Recurrent or bilateral disease should suggest myasthenia gravis.
Sequelae
Most patients with Bell palsy recover without any cosmetically obvious
deformities. Approximately 30% of patients, however, experience long-term
symptoms following the paralysis, and approximately 5% are left with an
unacceptably high degree of sequelae. Bell palsy sequelae include incomplete
motor regeneration, incomplete sensory regeneration, and aberrant
reinnervation of the facial nerve.
Incomplete motor regeneration
The largest portion of the facial nerve is composed of efferent fibers that
stimulate muscles of facial expression. Suboptimal regeneration of this portion
results in paresis of all or some of these facial muscles. This manifests as (1)
oral incompetence, (2) epiphora (excessive tearing), and (3) nasal obstruction.
Incomplete sensory regeneration
Dysgeusia or ageusia (impairment or loss of taste, respectively) may occur
with incomplete regeneration of the chorda tympani. Incomplete regeneration
of other afferent branches may result in dysesthesia (impairment of sensation
or disagreeable sensation to normal stimuli).

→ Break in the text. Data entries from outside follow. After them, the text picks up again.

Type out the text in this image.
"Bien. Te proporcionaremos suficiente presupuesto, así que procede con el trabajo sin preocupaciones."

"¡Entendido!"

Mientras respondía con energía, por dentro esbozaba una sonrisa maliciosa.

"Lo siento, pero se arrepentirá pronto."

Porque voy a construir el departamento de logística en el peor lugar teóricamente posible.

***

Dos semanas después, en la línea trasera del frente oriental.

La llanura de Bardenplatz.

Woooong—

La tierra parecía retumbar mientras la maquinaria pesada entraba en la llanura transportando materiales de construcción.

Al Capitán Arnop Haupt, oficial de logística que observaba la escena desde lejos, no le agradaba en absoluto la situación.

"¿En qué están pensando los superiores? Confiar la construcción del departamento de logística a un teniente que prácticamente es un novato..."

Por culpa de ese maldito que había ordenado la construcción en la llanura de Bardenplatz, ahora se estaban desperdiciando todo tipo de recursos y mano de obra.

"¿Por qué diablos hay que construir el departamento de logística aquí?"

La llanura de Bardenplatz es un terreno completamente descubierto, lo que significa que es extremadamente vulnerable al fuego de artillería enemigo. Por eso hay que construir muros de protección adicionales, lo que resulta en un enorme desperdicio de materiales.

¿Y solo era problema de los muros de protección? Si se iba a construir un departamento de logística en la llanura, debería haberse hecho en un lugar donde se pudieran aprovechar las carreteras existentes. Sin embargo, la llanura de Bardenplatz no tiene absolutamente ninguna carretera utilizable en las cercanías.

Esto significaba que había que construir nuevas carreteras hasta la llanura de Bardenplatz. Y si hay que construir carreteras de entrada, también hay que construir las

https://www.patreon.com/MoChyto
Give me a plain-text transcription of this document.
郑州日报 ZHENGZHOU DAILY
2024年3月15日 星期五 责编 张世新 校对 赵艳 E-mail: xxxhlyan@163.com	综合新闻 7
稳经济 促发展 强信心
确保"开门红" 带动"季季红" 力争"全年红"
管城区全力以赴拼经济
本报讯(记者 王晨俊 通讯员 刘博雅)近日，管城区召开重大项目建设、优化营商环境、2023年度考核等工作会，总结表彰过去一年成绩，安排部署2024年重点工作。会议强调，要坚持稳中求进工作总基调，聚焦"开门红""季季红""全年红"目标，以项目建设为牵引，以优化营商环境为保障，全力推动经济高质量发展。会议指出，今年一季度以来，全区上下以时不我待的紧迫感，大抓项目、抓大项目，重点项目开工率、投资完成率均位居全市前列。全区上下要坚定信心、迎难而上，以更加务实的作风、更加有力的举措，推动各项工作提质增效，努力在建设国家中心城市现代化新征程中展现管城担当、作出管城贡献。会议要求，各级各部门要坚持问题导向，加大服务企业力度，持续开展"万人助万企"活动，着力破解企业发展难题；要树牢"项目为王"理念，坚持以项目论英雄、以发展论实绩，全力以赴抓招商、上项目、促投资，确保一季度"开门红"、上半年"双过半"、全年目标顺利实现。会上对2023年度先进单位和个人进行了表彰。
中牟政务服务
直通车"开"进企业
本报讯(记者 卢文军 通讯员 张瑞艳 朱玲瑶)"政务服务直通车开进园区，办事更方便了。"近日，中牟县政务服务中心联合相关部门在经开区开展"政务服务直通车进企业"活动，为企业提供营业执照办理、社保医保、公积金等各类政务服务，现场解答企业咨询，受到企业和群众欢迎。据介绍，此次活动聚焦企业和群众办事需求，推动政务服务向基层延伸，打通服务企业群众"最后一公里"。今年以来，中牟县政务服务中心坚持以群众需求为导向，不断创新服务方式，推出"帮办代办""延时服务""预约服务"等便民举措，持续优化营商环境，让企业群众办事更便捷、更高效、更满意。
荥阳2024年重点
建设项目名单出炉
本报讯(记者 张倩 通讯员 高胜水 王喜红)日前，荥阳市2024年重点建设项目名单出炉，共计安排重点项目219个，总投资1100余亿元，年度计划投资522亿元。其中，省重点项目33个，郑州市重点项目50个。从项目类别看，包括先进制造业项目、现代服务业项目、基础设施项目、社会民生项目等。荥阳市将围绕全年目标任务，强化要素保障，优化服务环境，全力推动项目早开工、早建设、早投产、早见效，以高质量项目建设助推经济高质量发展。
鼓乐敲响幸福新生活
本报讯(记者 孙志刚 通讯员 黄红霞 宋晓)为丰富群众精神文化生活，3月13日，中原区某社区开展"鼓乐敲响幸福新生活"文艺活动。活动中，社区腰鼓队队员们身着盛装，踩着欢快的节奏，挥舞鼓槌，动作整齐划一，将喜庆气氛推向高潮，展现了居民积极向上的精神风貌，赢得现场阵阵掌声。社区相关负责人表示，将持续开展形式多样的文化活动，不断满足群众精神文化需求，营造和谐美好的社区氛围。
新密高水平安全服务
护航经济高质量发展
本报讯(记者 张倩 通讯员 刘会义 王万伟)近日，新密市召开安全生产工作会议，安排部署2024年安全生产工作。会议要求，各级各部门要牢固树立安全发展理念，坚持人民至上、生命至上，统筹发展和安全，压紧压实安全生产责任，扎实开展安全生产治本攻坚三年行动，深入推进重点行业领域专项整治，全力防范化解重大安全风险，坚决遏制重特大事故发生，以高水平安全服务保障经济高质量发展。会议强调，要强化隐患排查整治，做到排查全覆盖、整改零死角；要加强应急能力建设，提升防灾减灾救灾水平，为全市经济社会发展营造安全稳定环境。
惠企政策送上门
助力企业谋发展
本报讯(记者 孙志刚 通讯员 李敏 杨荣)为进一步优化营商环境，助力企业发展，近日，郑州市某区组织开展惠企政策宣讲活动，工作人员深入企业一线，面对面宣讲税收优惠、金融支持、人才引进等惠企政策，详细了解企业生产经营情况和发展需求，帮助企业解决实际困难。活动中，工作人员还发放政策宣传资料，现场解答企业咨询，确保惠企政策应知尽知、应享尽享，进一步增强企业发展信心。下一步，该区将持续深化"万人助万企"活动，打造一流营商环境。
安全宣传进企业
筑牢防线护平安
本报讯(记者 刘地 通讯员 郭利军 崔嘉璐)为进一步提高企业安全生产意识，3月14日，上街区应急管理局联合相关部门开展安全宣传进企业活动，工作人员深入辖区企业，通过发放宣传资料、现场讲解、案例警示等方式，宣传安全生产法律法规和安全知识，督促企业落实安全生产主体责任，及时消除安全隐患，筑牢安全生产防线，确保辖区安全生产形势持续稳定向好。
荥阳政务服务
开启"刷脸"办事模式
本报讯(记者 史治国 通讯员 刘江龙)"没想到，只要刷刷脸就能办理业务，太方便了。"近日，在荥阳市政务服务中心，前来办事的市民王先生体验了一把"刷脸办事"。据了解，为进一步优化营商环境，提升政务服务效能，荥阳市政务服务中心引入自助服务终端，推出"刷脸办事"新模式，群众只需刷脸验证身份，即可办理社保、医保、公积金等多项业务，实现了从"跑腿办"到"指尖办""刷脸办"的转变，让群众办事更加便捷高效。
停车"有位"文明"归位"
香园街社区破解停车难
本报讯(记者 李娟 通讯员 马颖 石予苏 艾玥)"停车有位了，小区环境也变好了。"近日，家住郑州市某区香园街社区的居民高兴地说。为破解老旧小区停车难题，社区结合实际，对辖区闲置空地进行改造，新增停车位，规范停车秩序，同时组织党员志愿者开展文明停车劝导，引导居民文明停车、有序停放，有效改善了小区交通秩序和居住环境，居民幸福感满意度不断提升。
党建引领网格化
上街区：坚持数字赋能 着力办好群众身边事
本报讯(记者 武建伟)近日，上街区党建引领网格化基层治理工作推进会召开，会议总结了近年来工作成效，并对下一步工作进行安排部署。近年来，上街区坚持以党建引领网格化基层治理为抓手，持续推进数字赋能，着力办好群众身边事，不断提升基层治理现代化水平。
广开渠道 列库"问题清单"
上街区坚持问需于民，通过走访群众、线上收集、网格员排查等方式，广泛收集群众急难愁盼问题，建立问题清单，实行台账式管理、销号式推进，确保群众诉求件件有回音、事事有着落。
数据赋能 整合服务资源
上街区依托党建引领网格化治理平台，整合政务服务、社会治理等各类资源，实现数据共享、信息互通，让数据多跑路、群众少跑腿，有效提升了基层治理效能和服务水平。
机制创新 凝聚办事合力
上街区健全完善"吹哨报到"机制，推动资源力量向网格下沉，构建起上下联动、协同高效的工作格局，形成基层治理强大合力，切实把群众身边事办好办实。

Aberrant reinnervation of the facial nerve
During regeneration and repair of the facial nerve, some neural fibers may
take an unusual course and connect to neighboring muscle fibers. This
aberrant reconnection produces unusual neurologic pathways. When
voluntary movements are initiated, they are accompanied by involuntary
movements (eg, eye closure associated with lip pursing or mouth grimacing
that occurs during blinking of the eye). The condition in which involuntary
movements accompany voluntary movements is termed synkinesis.